GalSim-developers / GalSim

The modular galaxy image simulation toolkit. Documentation:
http://galsim-developers.github.io/GalSim/
Other
224 stars 105 forks source link

Let multiprocessing timeout interval be specifiable. #1180

Closed rmjarvis closed 2 years ago

rmjarvis commented 2 years ago

@myamamoto26 ran into a cryptic config error that looked like:

Traceback (most recent call last):
[... snip ...]
  File "/global/homes/m/myamamot/miniforge3/envs/new-eastlake-dev/lib/python3.9/site-packages/galsim/config/util.py", line 863, in MultiProcess
    res, k, t, proc = results_queue.get(timeout=300)
  File "/global/homes/m/myamamot/miniforge3/envs/new-eastlake-dev/lib/python3.9/multiprocessing/queues.py", line 114, in get
    raise Empty
_queue.Empty

Not super informative. But @beckermr figured out that it is due to the results_queue.get command timing out after 300 seconds. Masa was parallelizing over images and 300 seconds wasn't enough for the job. In retrospect, it was a bad idea to hard code this number. And furthermore, 5 minutes is not long enough for lots of use cases in the wild, so the default should be larger. Especially when parallelizing over large images, rather than over stamps, which is probably what I was thinking when I chose that value.
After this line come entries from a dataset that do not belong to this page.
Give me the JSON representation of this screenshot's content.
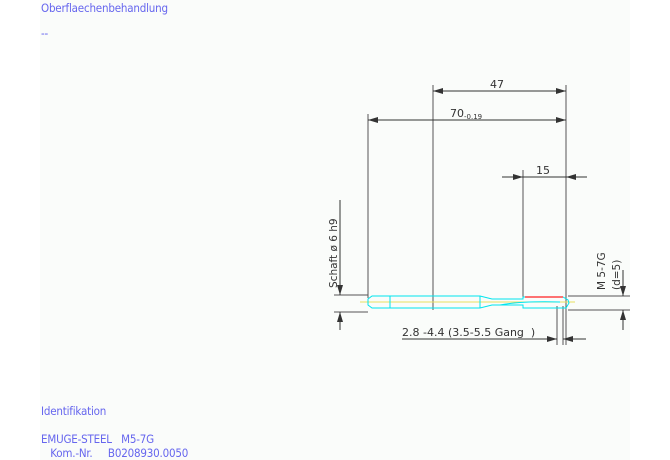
{
  "header": {
    "title": "Oberflaechenbehandlung",
    "value": "--"
  },
  "drawing": {
    "dim_47": "47",
    "dim_70": "70",
    "dim_70_tol": "-0.19",
    "dim_15": "15",
    "shank_label": "Schaft ø 6 h9",
    "thread_label": "M 5-7G",
    "thread_sub": "(d=5)",
    "pitch_label": "2.8 -4.4 (3.5-5.5 Gang  )",
    "colors": {
      "dimension": "#333333",
      "tool": "#00e5ee",
      "thread": "#ff2020",
      "axis": "#e8e060",
      "text": "#6666ee"
    }
  },
  "footer": {
    "title": "Identifikation",
    "line1": "EMUGE-STEEL   M5-7G",
    "line2": "   Kom.-Nr.     B0208930.0050"
  }
}
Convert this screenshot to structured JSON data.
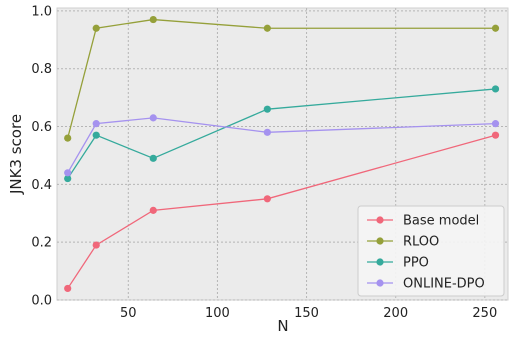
{
  "chart_data": {
    "type": "line",
    "title": "",
    "xlabel": "N",
    "ylabel": "JNK3 score",
    "x": [
      16,
      32,
      64,
      128,
      256
    ],
    "xlim": [
      10,
      263
    ],
    "ylim": [
      0.0,
      1.01
    ],
    "xticks": [
      50,
      100,
      150,
      200,
      250
    ],
    "yticks": [
      0.0,
      0.2,
      0.4,
      0.6,
      0.8,
      1.0
    ],
    "xtick_labels": [
      "50",
      "100",
      "150",
      "200",
      "250"
    ],
    "ytick_labels": [
      "0.0",
      "0.2",
      "0.4",
      "0.6",
      "0.8",
      "1.0"
    ],
    "grid": true,
    "legend_position": "bottom-right",
    "background": "#ebebeb",
    "series": [
      {
        "name": "Base model",
        "color": "#f0677a",
        "values": [
          0.04,
          0.19,
          0.31,
          0.35,
          0.57
        ]
      },
      {
        "name": "RLOO",
        "color": "#95a03a",
        "values": [
          0.56,
          0.94,
          0.97,
          0.94,
          0.94
        ]
      },
      {
        "name": "PPO",
        "color": "#35aa9c",
        "values": [
          0.42,
          0.57,
          0.49,
          0.66,
          0.73
        ]
      },
      {
        "name": "ONLINE-DPO",
        "color": "#a592ef",
        "values": [
          0.44,
          0.61,
          0.63,
          0.58,
          0.61
        ]
      }
    ]
  }
}
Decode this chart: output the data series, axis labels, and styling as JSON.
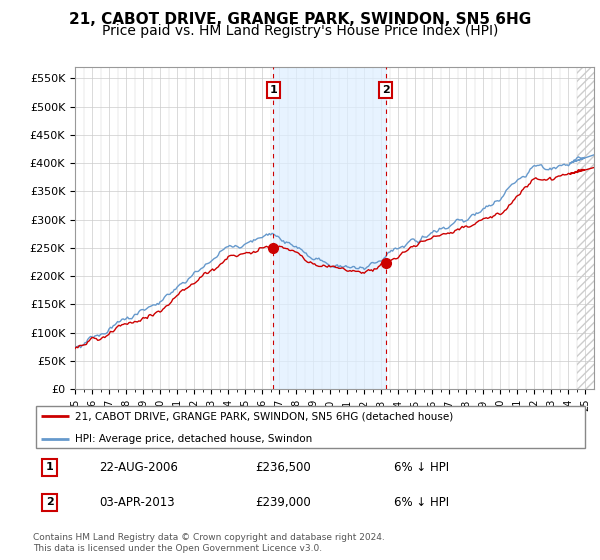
{
  "title": "21, CABOT DRIVE, GRANGE PARK, SWINDON, SN5 6HG",
  "subtitle": "Price paid vs. HM Land Registry's House Price Index (HPI)",
  "ylabel_ticks": [
    "£0",
    "£50K",
    "£100K",
    "£150K",
    "£200K",
    "£250K",
    "£300K",
    "£350K",
    "£400K",
    "£450K",
    "£500K",
    "£550K"
  ],
  "ytick_values": [
    0,
    50000,
    100000,
    150000,
    200000,
    250000,
    300000,
    350000,
    400000,
    450000,
    500000,
    550000
  ],
  "ylim": [
    0,
    570000
  ],
  "xlim_start": 1995.0,
  "xlim_end": 2025.5,
  "legend_line1": "21, CABOT DRIVE, GRANGE PARK, SWINDON, SN5 6HG (detached house)",
  "legend_line2": "HPI: Average price, detached house, Swindon",
  "sale1_date": "22-AUG-2006",
  "sale1_price": "£236,500",
  "sale1_hpi": "6% ↓ HPI",
  "sale2_date": "03-APR-2013",
  "sale2_price": "£239,000",
  "sale2_hpi": "6% ↓ HPI",
  "copyright_text": "Contains HM Land Registry data © Crown copyright and database right 2024.\nThis data is licensed under the Open Government Licence v3.0.",
  "line_color_red": "#cc0000",
  "line_color_blue": "#6699cc",
  "shade_color": "#ddeeff",
  "background_color": "#ffffff",
  "annotation_box_color": "#cc0000",
  "grid_color": "#cccccc",
  "title_fontsize": 11,
  "subtitle_fontsize": 10,
  "tick_fontsize": 8,
  "sale1_x": 2006.65,
  "sale1_y": 236500,
  "sale2_x": 2013.25,
  "sale2_y": 239000,
  "future_start": 2024.5
}
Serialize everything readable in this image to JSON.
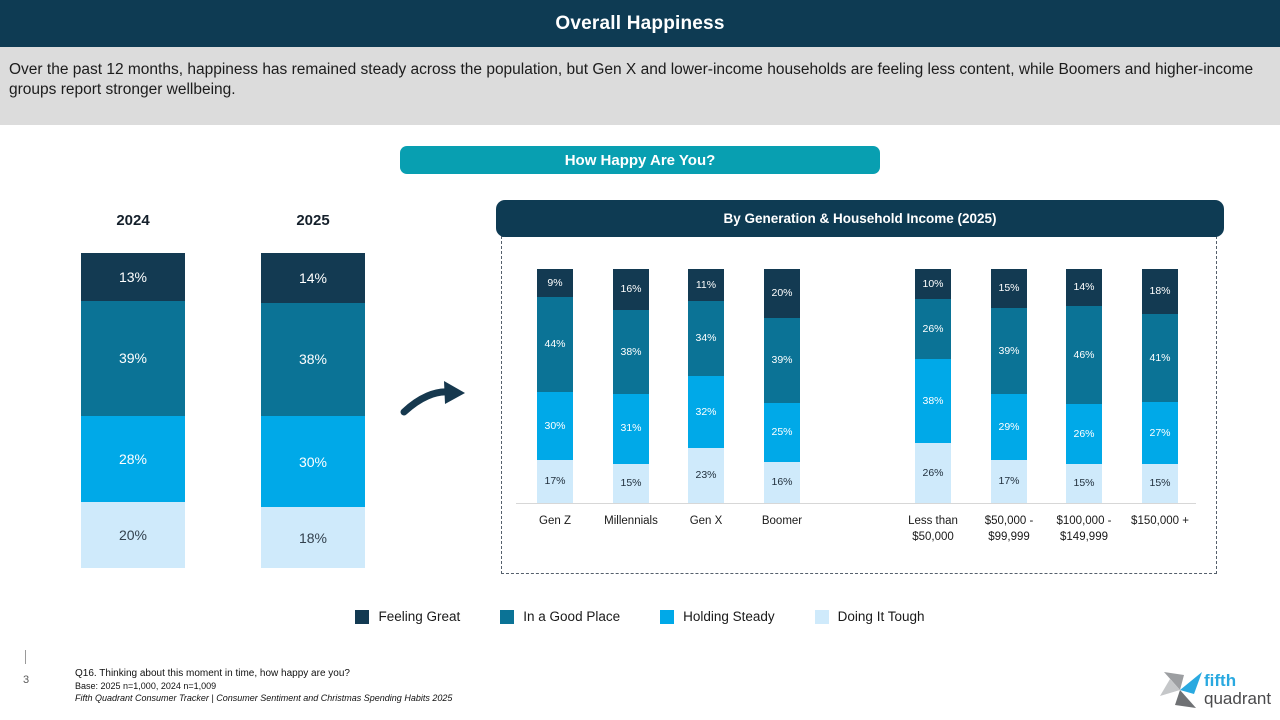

Anyway, this PR does the following:

  1. Changes the default timeout to 3600 when parallelizing over files and 900 when parallelizing over stamps. These seem more plausibly acceptable in most cases while still guarding against multiprocessing going dark (which can happen for various possible problems, which is why I have this at all) and hanging forever.
  2. Lets timeout be specifiable by the user in the config file, so if a user knows that their objects might take more than this, they can increase this value.
  3. Changes the error message to "Multiprocessing timed out waiting for a task to finish." with a suggestion to increase timeout if this seems like it might be required.

In addition, while working on item 3, I discovered PEP 409, which lets you re-raise a different exception without getting the annoying "During handling of the above exception, another exception occurred:" thing by adding from None to the raise line. There are quite a few places in GalSim where we do this, so I went through and added this to the places where it seemed that the original error context was not potentially useful to the user when trying to understand the error. (In some cases, especially OSErrors, it is useful to see the original error message, so I left those alone.)